Hélas, les effort et les bonnes volontés des différentes communautés sont encore trop peu nombreuse dans notre océan humain. Sans compter les indécrottables paresseux, profiteurs et autres bling-bling, il n’y aura pas de société d’abondance sans boulanger, maçon …
Est-ce qu’une société d’abondance est possible ? Dans quel avenir ? … C’est un autre débat, mais aujourd’hui movim a tout de même besoin d’argent pour réussir.
Attention à garder la main trés légère pour le dosage d’utopie dans ce projet, sinon quoi vous risqueriez de rater la recette du succès.
Par contre n’hésitez pas à avoir la main lourde sur la com. ! :-p
03 mars 2011 à 17:46
Salut, Je sais je réagis sur un trucs vieux de presque un an, mais il fallait que je reagisse..
On se demande qui sont les utopistes et les réalistes dans la discussion.. Bien sur qu’on (MOVIM) aimerais bien avoir de l’argent, pourquoi on dirais non ? Mais ca tombe pas du ciel, si encore c’était un logiciel proprio qu’on pouvais vendre a l’unité.. On peut essayer de trouver des subsides, mais pour ca faut remplir des dossiers, y’a aussi les dons, mais faut faire enormement de com, etc. Bref ca demande énormément de travail et de compétences (travail qui n’est pas investit dans le développement du logiciel).
Si l’argent était si facile a trouver, tous les développeurs de projets libres seraient a leur compte et y’aurais plus besoin de bénévoles, le monde des bisounours quoi. En attendant, le libre a montré que malgré le manque d’argent, il est possible d’accomplir de grands projets grâce a la contribution d’une communauté.
On attend vos dons ;)
20 août 2011 à 23:22
Depuis un an, le projet a vraiment avancé, vous pouvez déjà en voir un aperçu ici :
Démo : http://etenil.net/movim/
Login : movim@etenil.thruhere.net
Psswd : movim
C’est encore un peu bancal, mais l’utilisateur ne se rend vraiment pas compte du travail colossal qui se trame en arrière plan.

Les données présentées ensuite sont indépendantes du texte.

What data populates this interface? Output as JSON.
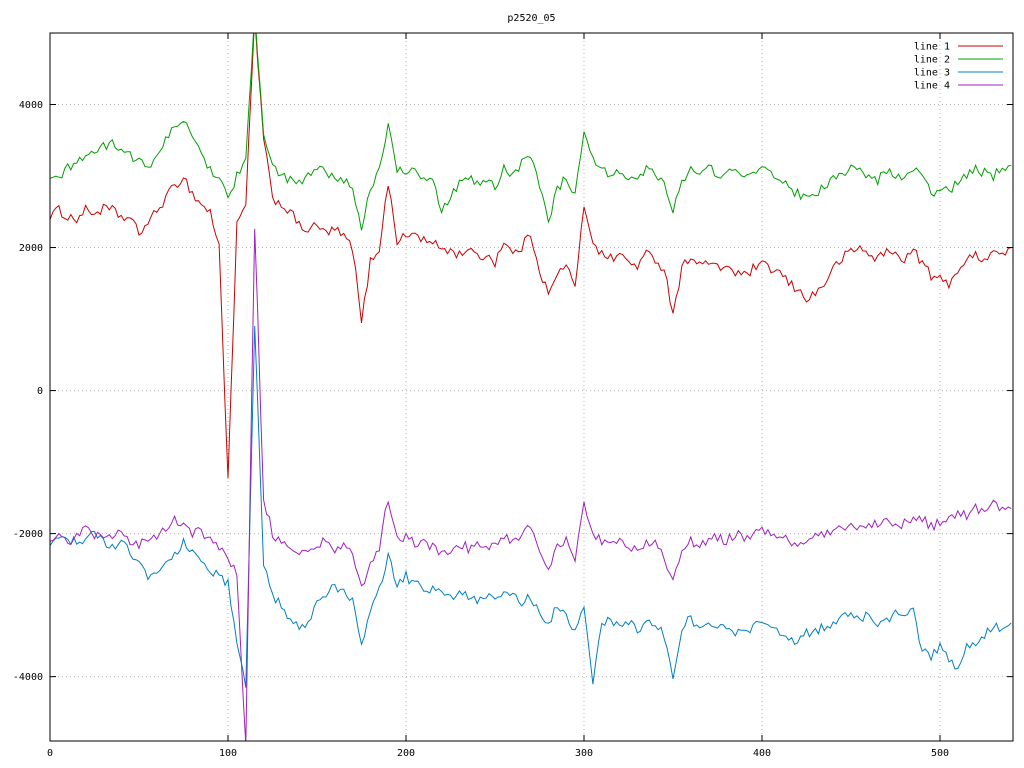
{
  "chart_data": {
    "type": "line",
    "title": "p2520_05",
    "xlabel": "",
    "ylabel": "",
    "xlim": [
      0,
      541
    ],
    "ylim": [
      -4900,
      5000
    ],
    "x_step": 5,
    "xticks": [
      0,
      100,
      200,
      300,
      400,
      500
    ],
    "yticks": [
      -4000,
      -2000,
      0,
      2000,
      4000
    ],
    "grid": true,
    "legend_position": "top-right",
    "background": "#ffffff",
    "border_color": "#000000",
    "grid_color": "#b5b5b5",
    "noise_amplitude": 70,
    "series": [
      {
        "name": "line 1",
        "color": "#cc0000",
        "values": [
          2450,
          2520,
          2430,
          2400,
          2520,
          2480,
          2540,
          2520,
          2430,
          2400,
          2200,
          2350,
          2500,
          2700,
          2850,
          3000,
          2750,
          2600,
          2500,
          2000,
          -1200,
          2300,
          2600,
          5200,
          3500,
          2700,
          2600,
          2500,
          2300,
          2250,
          2300,
          2200,
          2250,
          2150,
          2000,
          950,
          1800,
          2000,
          2900,
          2100,
          2150,
          2200,
          2100,
          2050,
          2000,
          1950,
          1900,
          2000,
          1850,
          1900,
          1800,
          2100,
          1900,
          2000,
          2200,
          1700,
          1350,
          1600,
          1800,
          1400,
          2600,
          2100,
          1900,
          1850,
          1900,
          1800,
          1750,
          1900,
          1850,
          1700,
          1100,
          1700,
          1900,
          1750,
          1800,
          1700,
          1750,
          1650,
          1600,
          1700,
          1750,
          1700,
          1650,
          1500,
          1400,
          1300,
          1350,
          1500,
          1700,
          1850,
          1950,
          2000,
          1900,
          1850,
          1950,
          1900,
          1850,
          1950,
          1800,
          1600,
          1550,
          1500,
          1700,
          1800,
          1900,
          1850,
          1950,
          1900,
          2000
        ]
      },
      {
        "name": "line 2",
        "color": "#00a000",
        "values": [
          2900,
          3000,
          3100,
          3200,
          3300,
          3350,
          3400,
          3450,
          3400,
          3300,
          3200,
          3100,
          3300,
          3500,
          3700,
          3800,
          3500,
          3300,
          3100,
          3000,
          2700,
          3000,
          3200,
          5300,
          3600,
          3100,
          3000,
          2950,
          2900,
          3000,
          3100,
          3050,
          3000,
          2950,
          2800,
          2300,
          2800,
          3100,
          3700,
          3100,
          3000,
          3100,
          2950,
          2900,
          2550,
          2700,
          2900,
          3000,
          2900,
          2950,
          2850,
          3100,
          3000,
          3200,
          3300,
          2900,
          2400,
          2800,
          3000,
          2700,
          3600,
          3200,
          3100,
          3000,
          3100,
          3000,
          2950,
          3100,
          3050,
          2900,
          2550,
          2900,
          3100,
          3000,
          3100,
          3050,
          3000,
          3100,
          3050,
          3000,
          3100,
          3050,
          2950,
          2850,
          2750,
          2700,
          2750,
          2850,
          2950,
          3000,
          3100,
          3050,
          3000,
          2950,
          3050,
          3000,
          2950,
          3100,
          2950,
          2800,
          2750,
          2800,
          2900,
          3000,
          3100,
          3050,
          3000,
          3100,
          3150
        ]
      },
      {
        "name": "line 3",
        "color": "#0080c0",
        "values": [
          -2150,
          -2100,
          -2050,
          -2150,
          -2100,
          -2000,
          -2100,
          -2200,
          -2150,
          -2250,
          -2400,
          -2600,
          -2550,
          -2400,
          -2300,
          -2100,
          -2250,
          -2400,
          -2500,
          -2600,
          -2700,
          -3500,
          -4100,
          950,
          -2400,
          -2900,
          -3000,
          -3200,
          -3350,
          -3300,
          -3000,
          -2850,
          -2750,
          -2800,
          -2900,
          -3500,
          -3100,
          -2800,
          -2300,
          -2700,
          -2600,
          -2700,
          -2800,
          -2750,
          -2850,
          -2900,
          -2800,
          -2900,
          -2950,
          -2850,
          -2950,
          -2800,
          -2900,
          -2950,
          -2900,
          -3100,
          -3300,
          -3000,
          -3100,
          -3400,
          -3000,
          -4050,
          -3300,
          -3200,
          -3300,
          -3250,
          -3350,
          -3200,
          -3300,
          -3400,
          -4050,
          -3300,
          -3200,
          -3300,
          -3250,
          -3350,
          -3300,
          -3400,
          -3350,
          -3300,
          -3250,
          -3350,
          -3400,
          -3450,
          -3500,
          -3400,
          -3350,
          -3300,
          -3250,
          -3200,
          -3100,
          -3200,
          -3150,
          -3250,
          -3200,
          -3100,
          -3150,
          -3050,
          -3650,
          -3700,
          -3600,
          -3750,
          -3900,
          -3600,
          -3500,
          -3400,
          -3300,
          -3350,
          -3250
        ]
      },
      {
        "name": "line 4",
        "color": "#a020c0",
        "values": [
          -2050,
          -2000,
          -2100,
          -2050,
          -1950,
          -2000,
          -2100,
          -2050,
          -2000,
          -2100,
          -2150,
          -2100,
          -2050,
          -1900,
          -1800,
          -1900,
          -2000,
          -1950,
          -2100,
          -2200,
          -2300,
          -2600,
          -4950,
          2300,
          -1500,
          -2000,
          -2100,
          -2200,
          -2300,
          -2250,
          -2150,
          -2100,
          -2200,
          -2150,
          -2300,
          -2800,
          -2400,
          -2200,
          -1500,
          -2100,
          -2050,
          -2150,
          -2100,
          -2200,
          -2250,
          -2300,
          -2150,
          -2200,
          -2100,
          -2200,
          -2150,
          -2050,
          -2100,
          -2000,
          -1900,
          -2200,
          -2500,
          -2200,
          -2100,
          -2400,
          -1600,
          -2000,
          -2100,
          -2150,
          -2100,
          -2200,
          -2250,
          -2100,
          -2150,
          -2300,
          -2700,
          -2200,
          -2100,
          -2150,
          -2100,
          -2050,
          -2100,
          -2000,
          -2050,
          -2000,
          -1950,
          -2000,
          -2050,
          -2100,
          -2150,
          -2100,
          -2050,
          -2000,
          -1950,
          -1900,
          -1850,
          -1950,
          -1900,
          -1850,
          -1800,
          -1900,
          -1850,
          -1750,
          -1800,
          -1900,
          -1850,
          -1750,
          -1700,
          -1750,
          -1650,
          -1700,
          -1600,
          -1700,
          -1650
        ]
      }
    ]
  }
}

Le salon a lui aussi changé depuis cet article, vous trouverez l’adresse sur la page d’accueil sous le titre « Communauté » : http://movim.eu/
Le design s’est définitivement éloigné du look Facebook. En effet, le projet n’a pas pour but de concurrencer FB, ni d’en être un clone mais de proposer une alternative pour ceux qui le souhaitent. Comme nous souhaitons ajouter des fonctionnalités, l’interface sera entièrement revue pour la prochaine mise à jour.